Telejornalismo brasileiro perde Renato Machado aos 83 anos - Front Comunicação Estratégica

Telejornalismo brasileiro perde Renato Machado aos 83 anos

Foto: acervo | Globo

O jornalista Renato Machado morreu na manhã desta quinta-feira (16), na Clínica São Vicente, na Gávea, zona sul do Rio de Janeiro. A informação foi divulgada pela GloboNews e confirmada pela unidade de saúde. A causa da morte ainda não foi divulgada.
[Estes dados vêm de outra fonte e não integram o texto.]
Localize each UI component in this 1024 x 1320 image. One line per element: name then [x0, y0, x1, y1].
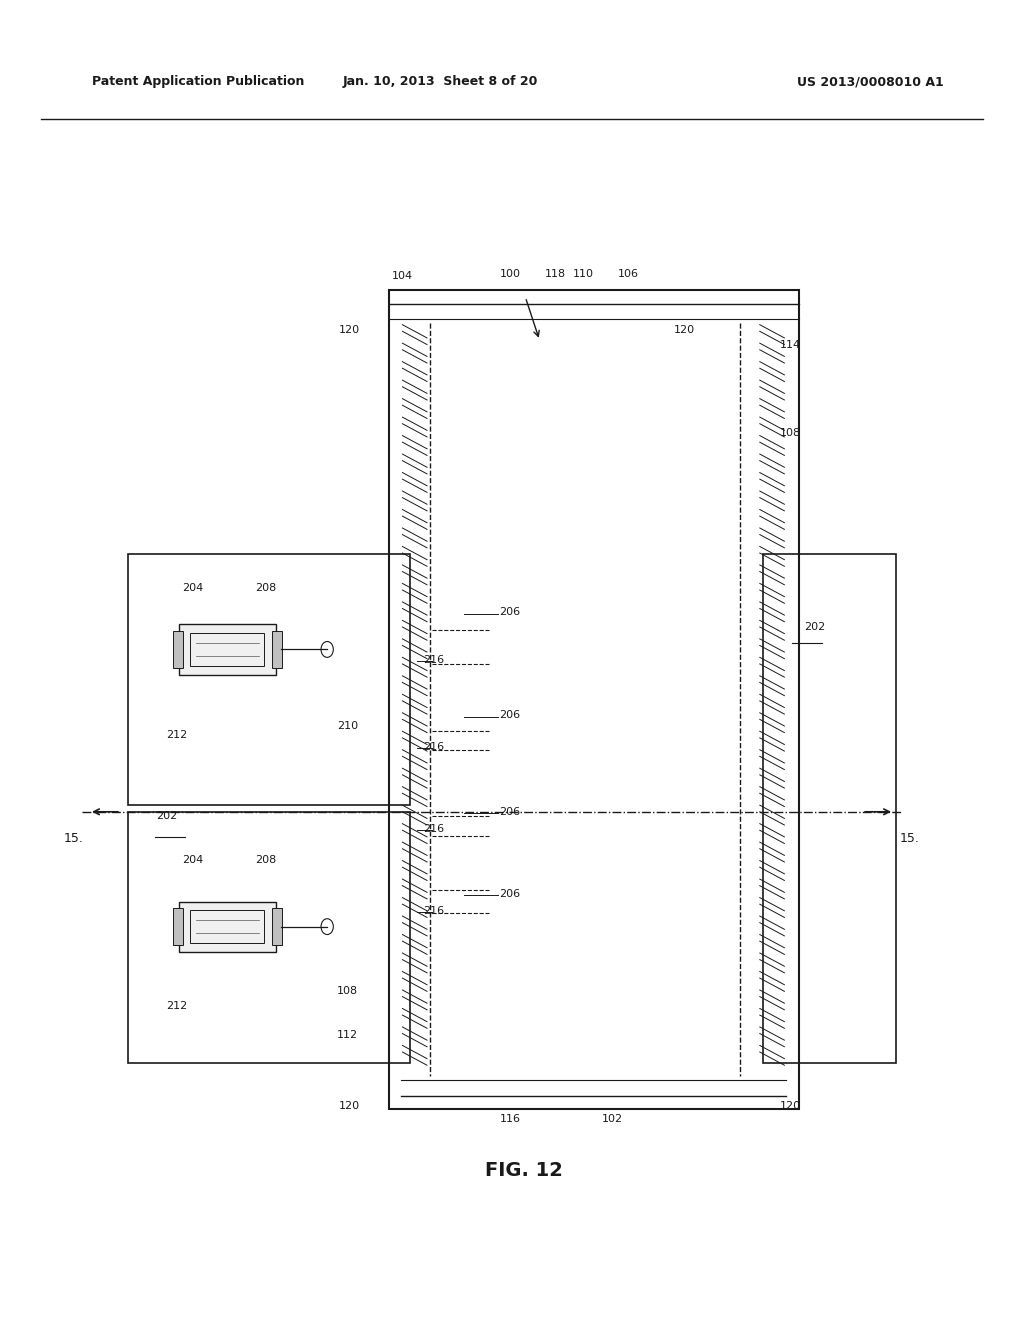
Bar — [128, 554, 410, 805]
Text: 108: 108 — [337, 986, 358, 997]
Text: 206: 206 — [499, 710, 520, 721]
Text: 116: 116 — [500, 1114, 520, 1125]
Text: Jan. 10, 2013  Sheet 8 of 20: Jan. 10, 2013 Sheet 8 of 20 — [343, 75, 538, 88]
Text: 216: 216 — [423, 906, 444, 916]
Text: 210: 210 — [337, 721, 358, 731]
Text: 102: 102 — [602, 1114, 623, 1125]
Text: 204: 204 — [182, 854, 203, 865]
Text: 216: 216 — [423, 824, 444, 834]
Bar — [389, 290, 799, 1109]
Text: 15.: 15. — [899, 832, 920, 845]
Bar — [271, 631, 282, 668]
Text: 120: 120 — [339, 325, 360, 335]
Text: 208: 208 — [256, 582, 276, 593]
Text: 208: 208 — [256, 854, 276, 865]
Text: 108: 108 — [780, 428, 802, 438]
Text: 100: 100 — [500, 268, 520, 279]
Text: 15.: 15. — [63, 832, 84, 845]
Text: 206: 206 — [499, 807, 520, 817]
Bar — [271, 908, 282, 945]
Bar — [763, 554, 896, 1063]
Text: 120: 120 — [780, 1101, 802, 1111]
Bar — [190, 911, 264, 942]
Text: 204: 204 — [182, 582, 203, 593]
Bar — [178, 902, 275, 952]
Text: 216: 216 — [423, 655, 444, 665]
Text: 120: 120 — [674, 325, 695, 335]
Bar — [178, 624, 275, 675]
Bar — [190, 634, 264, 667]
Text: 112: 112 — [337, 1030, 358, 1040]
Text: 216: 216 — [423, 742, 444, 752]
Text: 212: 212 — [167, 730, 187, 741]
Text: US 2013/0008010 A1: US 2013/0008010 A1 — [797, 75, 944, 88]
Text: 104: 104 — [392, 271, 413, 281]
Text: FIG. 12: FIG. 12 — [485, 1162, 563, 1180]
Text: 206: 206 — [499, 607, 520, 618]
Text: 202: 202 — [157, 810, 177, 821]
Text: 120: 120 — [339, 1101, 360, 1111]
Text: 212: 212 — [167, 1001, 187, 1011]
Text: 202: 202 — [804, 622, 825, 632]
Text: 118: 118 — [545, 268, 565, 279]
Bar — [128, 812, 410, 1063]
Text: 206: 206 — [499, 888, 520, 899]
Text: Patent Application Publication: Patent Application Publication — [92, 75, 304, 88]
Bar — [172, 908, 182, 945]
Text: 110: 110 — [573, 268, 594, 279]
Text: 114: 114 — [780, 339, 802, 350]
Bar — [172, 631, 182, 668]
Text: 106: 106 — [618, 268, 639, 279]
Renato Machado foi um dos principais nomes do telejornalismo da TV Globo, onde trabalhou por mais de quatro décadas. Ele apresentou o Jornal da Globo e o RJTV, integrou a bancada do Jornal Nacional e atuou como correspondente internacional e repórter especial.
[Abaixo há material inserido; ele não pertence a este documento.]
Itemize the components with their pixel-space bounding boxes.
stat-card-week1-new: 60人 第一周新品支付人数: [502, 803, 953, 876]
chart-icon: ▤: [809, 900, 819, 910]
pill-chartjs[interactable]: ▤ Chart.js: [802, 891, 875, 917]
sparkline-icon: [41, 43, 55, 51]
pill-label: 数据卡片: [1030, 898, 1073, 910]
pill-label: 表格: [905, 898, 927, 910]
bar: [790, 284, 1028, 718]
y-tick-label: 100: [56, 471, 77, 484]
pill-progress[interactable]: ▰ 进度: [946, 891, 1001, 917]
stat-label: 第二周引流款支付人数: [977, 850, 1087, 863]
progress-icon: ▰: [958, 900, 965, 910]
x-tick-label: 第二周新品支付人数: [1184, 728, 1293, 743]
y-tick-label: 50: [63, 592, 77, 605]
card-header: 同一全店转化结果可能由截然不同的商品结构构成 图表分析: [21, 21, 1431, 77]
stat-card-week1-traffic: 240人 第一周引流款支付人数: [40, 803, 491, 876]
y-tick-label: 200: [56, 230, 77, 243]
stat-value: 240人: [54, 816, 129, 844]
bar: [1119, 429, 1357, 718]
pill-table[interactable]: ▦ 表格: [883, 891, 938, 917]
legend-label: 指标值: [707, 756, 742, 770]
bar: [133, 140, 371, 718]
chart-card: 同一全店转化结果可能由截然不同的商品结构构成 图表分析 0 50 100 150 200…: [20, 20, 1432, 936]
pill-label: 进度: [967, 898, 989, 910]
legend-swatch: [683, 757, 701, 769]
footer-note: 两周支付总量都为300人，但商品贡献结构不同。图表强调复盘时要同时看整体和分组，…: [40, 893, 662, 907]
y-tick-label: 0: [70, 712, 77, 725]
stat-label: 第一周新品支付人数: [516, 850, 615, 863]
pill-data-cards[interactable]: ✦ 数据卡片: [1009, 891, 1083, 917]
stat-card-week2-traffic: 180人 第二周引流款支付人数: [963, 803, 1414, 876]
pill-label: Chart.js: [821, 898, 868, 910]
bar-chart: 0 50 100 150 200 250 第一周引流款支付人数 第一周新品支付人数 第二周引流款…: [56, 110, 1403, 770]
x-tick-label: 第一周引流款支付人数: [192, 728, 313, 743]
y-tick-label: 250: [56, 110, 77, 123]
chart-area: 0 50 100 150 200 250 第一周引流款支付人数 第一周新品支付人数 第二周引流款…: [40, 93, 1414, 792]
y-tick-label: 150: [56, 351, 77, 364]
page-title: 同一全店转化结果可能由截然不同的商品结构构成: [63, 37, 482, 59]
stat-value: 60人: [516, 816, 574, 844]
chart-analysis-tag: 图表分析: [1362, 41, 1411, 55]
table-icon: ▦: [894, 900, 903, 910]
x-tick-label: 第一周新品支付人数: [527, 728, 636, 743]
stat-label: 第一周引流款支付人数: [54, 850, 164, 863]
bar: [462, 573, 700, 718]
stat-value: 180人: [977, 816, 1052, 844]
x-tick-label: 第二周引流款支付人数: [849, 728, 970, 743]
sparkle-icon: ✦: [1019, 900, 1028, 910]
Entre 1996 e 2010, apresentou e editou o Bom Dia Brasil. No período, participou da reformulação do telejornal, ampliando a interação em estúdio e as entradas ao vivo, ao lado de Leilane Neubarth e, depois, Renata Vasconcellos.

Acervo TV Globo

Ele iniciou a carreira em 1969, no Jornal do Brasil. Entrou na TV Globo em 1982 e ganhou projeção na cobertura da Guerra das Malvinas, um dos primeiros trabalhos de destaque na emissora.
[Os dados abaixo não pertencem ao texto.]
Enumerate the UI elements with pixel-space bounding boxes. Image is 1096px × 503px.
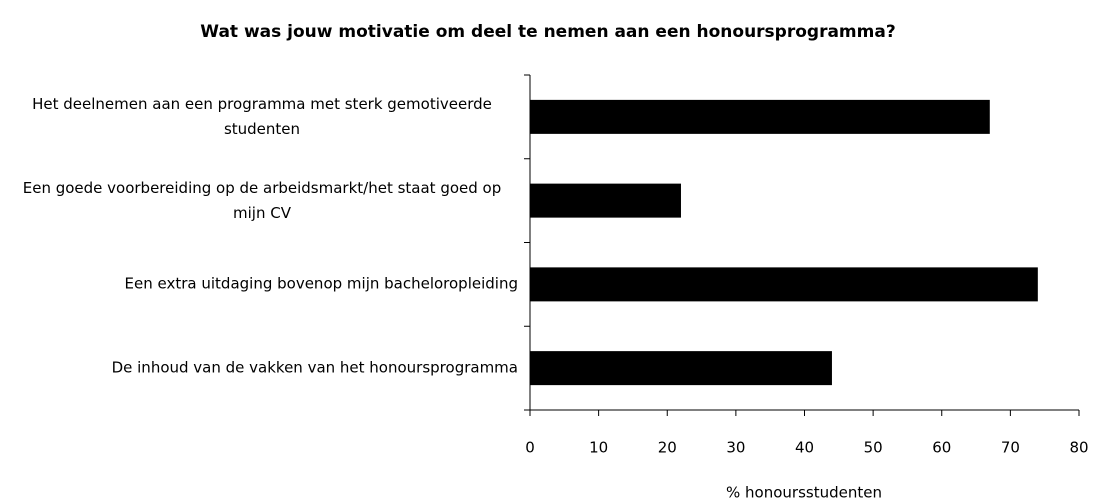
x-tick-label: 0 bbox=[525, 439, 535, 457]
x-tick-label: 10 bbox=[589, 439, 608, 457]
x-tick-label: 50 bbox=[864, 439, 883, 457]
x-tick-label: 20 bbox=[658, 439, 677, 457]
y-tick-label: De inhoud van de vakken van het honoursp… bbox=[111, 358, 518, 377]
x-axis-label: % honoursstudenten bbox=[726, 484, 882, 502]
x-tick-label: 70 bbox=[1001, 439, 1020, 457]
x-tick-label: 80 bbox=[1069, 439, 1088, 457]
bar bbox=[530, 99, 990, 134]
x-tick-label: 30 bbox=[726, 439, 745, 457]
bar bbox=[530, 351, 832, 386]
bar bbox=[530, 267, 1038, 302]
x-tick-label: 60 bbox=[932, 439, 951, 457]
chart-title: Wat was jouw motivatie om deel te nemen … bbox=[200, 22, 895, 42]
x-tick-label: 40 bbox=[795, 439, 814, 457]
bar bbox=[530, 183, 681, 218]
y-tick-label: Een goede voorbereiding op de arbeidsmar… bbox=[22, 178, 502, 222]
y-tick-label: Een extra uitdaging bovenop mijn bachelo… bbox=[124, 274, 518, 293]
y-tick-label: Het deelnemen aan een programma met ster… bbox=[32, 94, 492, 138]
Renato nasceu no Rio, e era filho de um militar e de uma secretária bilíngue. Formado em Direito, ele chegou a passar no concurso do Itamaraty, mas boicotou o exame de vista para seguir sua verdadeira vocação: ver o mundo de perto e relatar a história, e por isso ex-âncora do Bom Dia Brasil decidiu cursar jornalismo Pela Pontifícia Universidade Católica do Rio de Janeiro (PUC-Rio).

Acervo TV Globo

Antes de estrear nas redações, experimentou a vida artística como ator e dublador, até ingressar no serviço brasileiro da rádio BBC, em Londres, no fim da década de 1960. Já em 1969, entrou no Jornal do Brasil como repórter, passando a editor internacional. No impresso, atuou por 13 anos.

Em 1982, ingressou na TV Globo, onde participou da cobertura da Guerra das Malvinas, um de seus primeiros grandes trabalhos na emissora.Em 1983, tornou-se correspondente em Londres. De lá, acompanhou fatos históricos como os atentados terroristas em Paris, em 1986, e o desastre nuclear de Chernobyl. De volta ao Brasil, em 1988, passou a atuar como repórter especial da TV Globo.

Em 1990, Renato deixou a Globo para trabalhar na TV Manchete. Lá, ele cobriu a Guerra do Golfo. No ano seguinte, em 1991, ele voltou à TV Globo. Nos 5 anos seguintes, foi repórter especial e cobriu o impeachment de Fernando Collor e a morte do piloto Ayrton Senna.